A verdade sobre a fusão de duas escolas de artes



por Paulo Esteireiro, JM-Madeira

Em 1 de junho de 2016, duas das mais prestigiadas instituições educativas de artes performativas norte-americanas anunciaram que já eram oficialmente uma única organização. As instituições em causa são as conceituadas escolas de artes do Conservatório de Boston e da Berklee College of Music. O Conservatório de Boston foi fundado em 1867 e nomeado recentemente um dos “melhores dos Estados Unidos”, sendo a sua área de ação no âmbito da música clássica. Por sua vez, a Berklee tem cerca de 70 anos de atividade e a sua área de ensino centra-se na música contemporânea – aqui entendida, segundo o conceito norte-americano, como toda a música moderna composta para o mercado atual (pop-rock, jazz, electrónica, música para filmes, etc.) –, tendo os seus alunos sido premiados com mais de 300 Grammys e Latin Grammy Awards. Tendo ambas as instituições um elevado sucesso nas suas áreas respetivas, porque motivos estas duas escolas de artes performativas decidiram fundir-se numa única instituição?

A história desta fusão começou um ano antes, em junho de 2015, altura em que as duas organizações assinaram um memorando de entendimento que abriu o caminho para a fusão. Nesse memorando, é relevante indicar que o principal objetivo não era assumidamente financeiro, apesar dos números envolvidos serem impressionantes. A Berklee é um colosso financeiro cujo valor se aproxima dos 100 milhões de dólares e a junção com o Conservatório de Boston irá transformar a nova instituição num valor combinado de 121 milhões de dólares (!). Tendo em consideração os valores envolvidos e a ambição da organização recém-criada, a nova direção conjunta das duas instituições assumiu inclusivamente que, ao longo dos próximos cinco anos, a instituição vai: fazer investimentos significativos no desenvolvimento de novos programas; rever algumas áreas de negócio; procurar aumentar o capital; e melhorar a área de comunicação.
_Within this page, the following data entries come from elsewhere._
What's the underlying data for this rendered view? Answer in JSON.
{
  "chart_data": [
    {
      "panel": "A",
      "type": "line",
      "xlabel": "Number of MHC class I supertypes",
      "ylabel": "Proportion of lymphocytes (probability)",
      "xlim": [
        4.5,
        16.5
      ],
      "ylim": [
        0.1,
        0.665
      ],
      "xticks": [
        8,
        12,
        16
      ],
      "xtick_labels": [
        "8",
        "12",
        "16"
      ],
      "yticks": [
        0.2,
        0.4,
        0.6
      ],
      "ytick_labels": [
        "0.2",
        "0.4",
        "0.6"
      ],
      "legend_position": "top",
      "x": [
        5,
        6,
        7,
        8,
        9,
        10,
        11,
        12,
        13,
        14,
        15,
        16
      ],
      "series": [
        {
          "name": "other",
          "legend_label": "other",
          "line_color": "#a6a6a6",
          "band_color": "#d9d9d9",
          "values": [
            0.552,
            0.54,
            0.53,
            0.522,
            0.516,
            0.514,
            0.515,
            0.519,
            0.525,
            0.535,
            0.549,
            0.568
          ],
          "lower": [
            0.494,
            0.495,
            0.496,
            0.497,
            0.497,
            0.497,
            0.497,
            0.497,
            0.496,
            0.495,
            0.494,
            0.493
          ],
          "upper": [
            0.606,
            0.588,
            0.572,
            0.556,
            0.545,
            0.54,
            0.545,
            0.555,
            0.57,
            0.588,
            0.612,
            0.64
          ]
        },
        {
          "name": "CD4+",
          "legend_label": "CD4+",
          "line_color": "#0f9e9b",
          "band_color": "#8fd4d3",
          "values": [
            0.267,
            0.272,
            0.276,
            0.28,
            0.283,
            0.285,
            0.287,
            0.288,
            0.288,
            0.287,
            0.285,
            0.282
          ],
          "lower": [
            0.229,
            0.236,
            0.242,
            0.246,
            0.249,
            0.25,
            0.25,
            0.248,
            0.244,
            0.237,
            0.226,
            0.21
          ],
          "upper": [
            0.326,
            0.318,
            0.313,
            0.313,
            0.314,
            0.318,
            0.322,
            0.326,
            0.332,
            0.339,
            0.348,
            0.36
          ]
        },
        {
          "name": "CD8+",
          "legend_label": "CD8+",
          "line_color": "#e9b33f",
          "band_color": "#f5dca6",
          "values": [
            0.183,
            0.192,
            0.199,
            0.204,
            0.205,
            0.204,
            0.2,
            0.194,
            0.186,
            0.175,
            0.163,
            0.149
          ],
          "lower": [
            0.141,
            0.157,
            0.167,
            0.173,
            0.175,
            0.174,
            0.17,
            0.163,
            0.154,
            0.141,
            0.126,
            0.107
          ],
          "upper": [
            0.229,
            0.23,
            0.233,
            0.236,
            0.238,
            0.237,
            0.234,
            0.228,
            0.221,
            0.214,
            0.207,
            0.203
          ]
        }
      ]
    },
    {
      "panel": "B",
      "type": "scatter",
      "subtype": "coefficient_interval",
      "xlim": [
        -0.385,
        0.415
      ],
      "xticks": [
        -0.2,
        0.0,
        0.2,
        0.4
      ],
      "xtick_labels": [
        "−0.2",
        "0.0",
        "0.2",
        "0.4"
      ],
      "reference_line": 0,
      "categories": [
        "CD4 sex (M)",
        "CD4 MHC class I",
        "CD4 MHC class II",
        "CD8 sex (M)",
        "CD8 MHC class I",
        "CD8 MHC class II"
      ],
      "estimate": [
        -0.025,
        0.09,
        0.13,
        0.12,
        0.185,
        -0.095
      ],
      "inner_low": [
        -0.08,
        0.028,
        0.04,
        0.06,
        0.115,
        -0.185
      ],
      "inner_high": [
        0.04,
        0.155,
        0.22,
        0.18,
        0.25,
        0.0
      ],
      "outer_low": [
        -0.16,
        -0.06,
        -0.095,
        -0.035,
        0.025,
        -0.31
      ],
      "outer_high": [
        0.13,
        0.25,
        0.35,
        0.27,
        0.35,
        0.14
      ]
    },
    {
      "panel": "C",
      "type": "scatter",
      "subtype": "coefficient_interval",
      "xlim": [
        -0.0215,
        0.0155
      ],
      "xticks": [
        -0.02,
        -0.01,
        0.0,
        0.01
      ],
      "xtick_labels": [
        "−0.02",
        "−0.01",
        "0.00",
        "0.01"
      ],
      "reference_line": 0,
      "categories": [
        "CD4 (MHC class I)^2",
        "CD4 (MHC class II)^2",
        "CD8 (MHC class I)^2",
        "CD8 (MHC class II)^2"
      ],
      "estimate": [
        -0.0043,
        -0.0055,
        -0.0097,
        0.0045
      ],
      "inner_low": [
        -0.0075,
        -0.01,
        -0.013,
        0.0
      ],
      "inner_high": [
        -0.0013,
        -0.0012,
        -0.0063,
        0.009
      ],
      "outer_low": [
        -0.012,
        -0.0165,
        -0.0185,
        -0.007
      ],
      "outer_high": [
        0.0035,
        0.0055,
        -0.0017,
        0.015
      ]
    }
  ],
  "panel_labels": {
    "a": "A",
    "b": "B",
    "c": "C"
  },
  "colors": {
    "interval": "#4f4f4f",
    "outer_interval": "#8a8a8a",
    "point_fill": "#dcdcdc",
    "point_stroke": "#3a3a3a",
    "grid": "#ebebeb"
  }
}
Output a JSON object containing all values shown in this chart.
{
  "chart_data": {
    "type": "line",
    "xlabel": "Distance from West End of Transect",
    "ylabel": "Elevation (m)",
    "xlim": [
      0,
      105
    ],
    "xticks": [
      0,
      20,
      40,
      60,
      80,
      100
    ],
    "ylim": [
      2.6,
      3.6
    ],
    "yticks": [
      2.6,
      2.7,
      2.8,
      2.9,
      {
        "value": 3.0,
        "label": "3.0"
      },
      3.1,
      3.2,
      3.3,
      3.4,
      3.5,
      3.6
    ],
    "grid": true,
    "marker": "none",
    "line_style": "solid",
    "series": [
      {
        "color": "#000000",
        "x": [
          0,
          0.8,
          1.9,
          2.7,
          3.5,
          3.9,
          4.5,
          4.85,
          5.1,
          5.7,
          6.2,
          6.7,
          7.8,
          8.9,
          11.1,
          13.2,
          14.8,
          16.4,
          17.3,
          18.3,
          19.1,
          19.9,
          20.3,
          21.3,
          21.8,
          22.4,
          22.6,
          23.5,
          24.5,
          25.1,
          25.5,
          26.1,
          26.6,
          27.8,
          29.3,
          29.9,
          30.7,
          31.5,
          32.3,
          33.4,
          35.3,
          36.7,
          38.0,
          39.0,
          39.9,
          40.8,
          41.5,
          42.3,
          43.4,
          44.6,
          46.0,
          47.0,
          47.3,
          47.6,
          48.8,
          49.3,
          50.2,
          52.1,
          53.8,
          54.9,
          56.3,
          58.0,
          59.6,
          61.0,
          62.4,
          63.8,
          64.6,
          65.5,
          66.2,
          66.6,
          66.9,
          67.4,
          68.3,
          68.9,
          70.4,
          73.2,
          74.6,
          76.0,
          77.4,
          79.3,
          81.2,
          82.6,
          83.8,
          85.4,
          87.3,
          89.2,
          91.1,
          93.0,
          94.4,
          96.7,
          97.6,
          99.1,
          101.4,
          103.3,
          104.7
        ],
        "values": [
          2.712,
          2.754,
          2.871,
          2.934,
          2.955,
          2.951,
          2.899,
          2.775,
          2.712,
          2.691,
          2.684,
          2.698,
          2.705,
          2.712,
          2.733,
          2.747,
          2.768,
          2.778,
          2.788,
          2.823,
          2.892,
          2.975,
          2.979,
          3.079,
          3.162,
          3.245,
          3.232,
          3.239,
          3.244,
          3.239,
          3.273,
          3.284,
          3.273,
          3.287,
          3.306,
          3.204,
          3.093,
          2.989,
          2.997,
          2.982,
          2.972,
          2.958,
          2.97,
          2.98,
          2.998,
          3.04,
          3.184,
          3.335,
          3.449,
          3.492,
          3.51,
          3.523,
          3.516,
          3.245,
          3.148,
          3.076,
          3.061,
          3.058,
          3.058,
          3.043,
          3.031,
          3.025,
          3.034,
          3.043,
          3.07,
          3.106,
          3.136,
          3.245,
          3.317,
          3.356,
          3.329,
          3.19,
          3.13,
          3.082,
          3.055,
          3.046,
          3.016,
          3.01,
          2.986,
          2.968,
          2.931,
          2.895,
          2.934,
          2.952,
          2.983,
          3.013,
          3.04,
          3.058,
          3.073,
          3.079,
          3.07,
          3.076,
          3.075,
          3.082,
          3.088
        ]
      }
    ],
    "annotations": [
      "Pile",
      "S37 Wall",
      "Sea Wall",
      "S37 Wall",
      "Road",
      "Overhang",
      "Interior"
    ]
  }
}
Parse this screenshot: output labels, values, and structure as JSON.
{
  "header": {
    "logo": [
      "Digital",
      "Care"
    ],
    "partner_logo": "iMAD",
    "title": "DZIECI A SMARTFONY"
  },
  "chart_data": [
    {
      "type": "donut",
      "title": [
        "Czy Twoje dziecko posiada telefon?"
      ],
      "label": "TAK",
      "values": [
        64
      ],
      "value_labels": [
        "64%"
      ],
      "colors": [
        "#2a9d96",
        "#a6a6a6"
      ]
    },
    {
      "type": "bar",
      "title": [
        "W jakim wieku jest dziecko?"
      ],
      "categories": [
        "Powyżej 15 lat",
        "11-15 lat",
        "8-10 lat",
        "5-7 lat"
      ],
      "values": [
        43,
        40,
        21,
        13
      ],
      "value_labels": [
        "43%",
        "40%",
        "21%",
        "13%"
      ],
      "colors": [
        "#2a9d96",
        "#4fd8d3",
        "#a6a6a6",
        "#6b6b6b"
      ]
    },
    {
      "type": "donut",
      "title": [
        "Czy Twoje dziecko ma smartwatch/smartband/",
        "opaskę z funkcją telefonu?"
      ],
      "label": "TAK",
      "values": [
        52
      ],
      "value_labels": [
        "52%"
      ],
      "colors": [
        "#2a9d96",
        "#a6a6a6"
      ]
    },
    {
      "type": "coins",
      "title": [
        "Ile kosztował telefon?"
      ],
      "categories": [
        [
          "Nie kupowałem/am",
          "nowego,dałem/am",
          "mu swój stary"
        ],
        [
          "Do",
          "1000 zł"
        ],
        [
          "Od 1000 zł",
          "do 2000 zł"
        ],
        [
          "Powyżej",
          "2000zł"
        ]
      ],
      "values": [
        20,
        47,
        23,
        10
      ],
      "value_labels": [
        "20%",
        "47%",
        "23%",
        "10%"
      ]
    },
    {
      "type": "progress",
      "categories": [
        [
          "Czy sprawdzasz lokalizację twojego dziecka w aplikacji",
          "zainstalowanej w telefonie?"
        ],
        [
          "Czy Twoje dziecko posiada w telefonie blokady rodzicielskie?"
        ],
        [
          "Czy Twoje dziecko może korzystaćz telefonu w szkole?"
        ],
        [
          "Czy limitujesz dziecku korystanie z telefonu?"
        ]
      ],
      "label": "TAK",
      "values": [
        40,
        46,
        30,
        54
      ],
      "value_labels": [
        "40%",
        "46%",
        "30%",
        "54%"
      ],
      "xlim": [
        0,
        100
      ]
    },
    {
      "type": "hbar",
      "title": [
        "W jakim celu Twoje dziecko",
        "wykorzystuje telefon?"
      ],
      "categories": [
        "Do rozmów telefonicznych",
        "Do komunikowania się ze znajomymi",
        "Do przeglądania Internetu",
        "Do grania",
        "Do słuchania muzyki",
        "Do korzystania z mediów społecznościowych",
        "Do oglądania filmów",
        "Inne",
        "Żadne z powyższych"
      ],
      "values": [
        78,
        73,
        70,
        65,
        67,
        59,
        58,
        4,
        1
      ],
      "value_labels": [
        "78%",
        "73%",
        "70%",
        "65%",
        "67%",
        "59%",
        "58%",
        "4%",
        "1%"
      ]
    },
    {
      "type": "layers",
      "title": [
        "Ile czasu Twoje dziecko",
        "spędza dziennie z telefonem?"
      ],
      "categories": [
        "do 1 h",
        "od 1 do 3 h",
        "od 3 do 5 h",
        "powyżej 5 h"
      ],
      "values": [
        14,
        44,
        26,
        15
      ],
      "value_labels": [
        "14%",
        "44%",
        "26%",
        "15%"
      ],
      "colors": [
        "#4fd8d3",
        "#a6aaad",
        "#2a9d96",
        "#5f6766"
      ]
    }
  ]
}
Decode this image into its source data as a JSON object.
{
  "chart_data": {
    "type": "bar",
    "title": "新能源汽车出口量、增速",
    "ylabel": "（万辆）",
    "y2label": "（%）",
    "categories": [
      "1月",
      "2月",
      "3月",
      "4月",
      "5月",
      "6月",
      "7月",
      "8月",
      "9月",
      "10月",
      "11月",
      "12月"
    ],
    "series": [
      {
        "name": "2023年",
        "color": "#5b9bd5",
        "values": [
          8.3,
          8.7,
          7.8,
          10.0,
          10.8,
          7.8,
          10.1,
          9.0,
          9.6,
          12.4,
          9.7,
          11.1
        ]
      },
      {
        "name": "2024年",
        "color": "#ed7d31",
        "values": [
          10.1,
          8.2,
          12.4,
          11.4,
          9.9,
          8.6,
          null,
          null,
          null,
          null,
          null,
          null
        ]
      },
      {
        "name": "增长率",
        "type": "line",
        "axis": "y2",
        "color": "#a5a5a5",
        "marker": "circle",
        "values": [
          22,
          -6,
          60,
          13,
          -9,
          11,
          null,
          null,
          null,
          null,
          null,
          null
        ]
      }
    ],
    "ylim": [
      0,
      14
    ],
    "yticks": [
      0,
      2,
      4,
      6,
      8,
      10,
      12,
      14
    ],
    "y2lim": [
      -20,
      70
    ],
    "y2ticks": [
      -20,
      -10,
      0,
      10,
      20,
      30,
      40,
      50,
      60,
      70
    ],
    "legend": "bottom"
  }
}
Assim, é evidente que a questão financeira não foi um aspeto menor e não pode ser completamente descartada como um dos motivos que conduziram à fusão.

No entanto, apesar disso, no memorando assumia-se que o objetivo principal era a nova organização educativa alcançar a liderança no ensino das artes performativas, através da “criação de uma resposta visionária para as necessidades em rápida evolução dos artistas do século XXI”. Ou seja, a verdade é que o principal motivo é educacional. Com esta fusão, a instituição criada passa a disponibilizar uma oferta educativa que vai desde as obras clássicas tradicionais, até à criação de novas obras artísticas originais que combinem música, dança, teatro e tecnologia. Acima de tudo, a fusão torna esta instituição uma das mais modernas do mundo na variedade e qualidade da oferta educativa em artes performativas.

Ainda segundo o memorando, a fusão permitirá que ambas as escolas possam alavancar os seus pontos fortes individuais na criação conjunta de novos cursos e programas. O Conservatório de Boston tem entre os seus pontos fortes o excelente nível de ensino na música clássica, na ópera, na dança, na representação e no teatro musical. Por sua vez, a Berklee é famosa pela elevada qualidade de ensino em áreas como: a improvisação e a música contemporânea; a tecnologia aplicada à música; a composição de canções; a gestão de todos os aspetos relacionados com o comércio musical; a musicoterapia; o design de som; a produção; a composição para televisão e cinema; e o ensino à distância.

É evidente que uma fusão destas não é feita sem um sentido estratégico muito forte. As duas instituições envolvidas entenderam conjuntamente que é necessária uma modernização constante da educação artística e que ambas as instituições têm muito a ganhar com esta união de recursos. Em última instância, é a sua sobrevivência futura que está em causa, sendo importante anteciparem-se a outras escolas concorrentes.

A área da educação artística em Portugal tem igualmente de se modernizar e isso obriga necessariamente a uma gestão cuidadosa dos poucos recursos existentes, para que seja possível uma aposta em áreas tecnológicas que permitam a inovação e a promoção dos artistas portugueses. Tal como no caso de Boston, é importante acompanharmos o estado atual da indústria musical e não mantermos as nossas escolas oficiais focadas exclusivamente no ensino clássico, apesar de todas as qualidades que este modelo educativo tem, como já várias vezes defendi. O grande valor do ensino da música clássica não pode, no entanto, ofuscar a necessidade de se oferecer oportunidades às crianças e jovens de um estudo aprofundado, em todo o espectro das artes do espetáculo, como estrategicamente fizeram as duas maiores escolas de artes de Boston.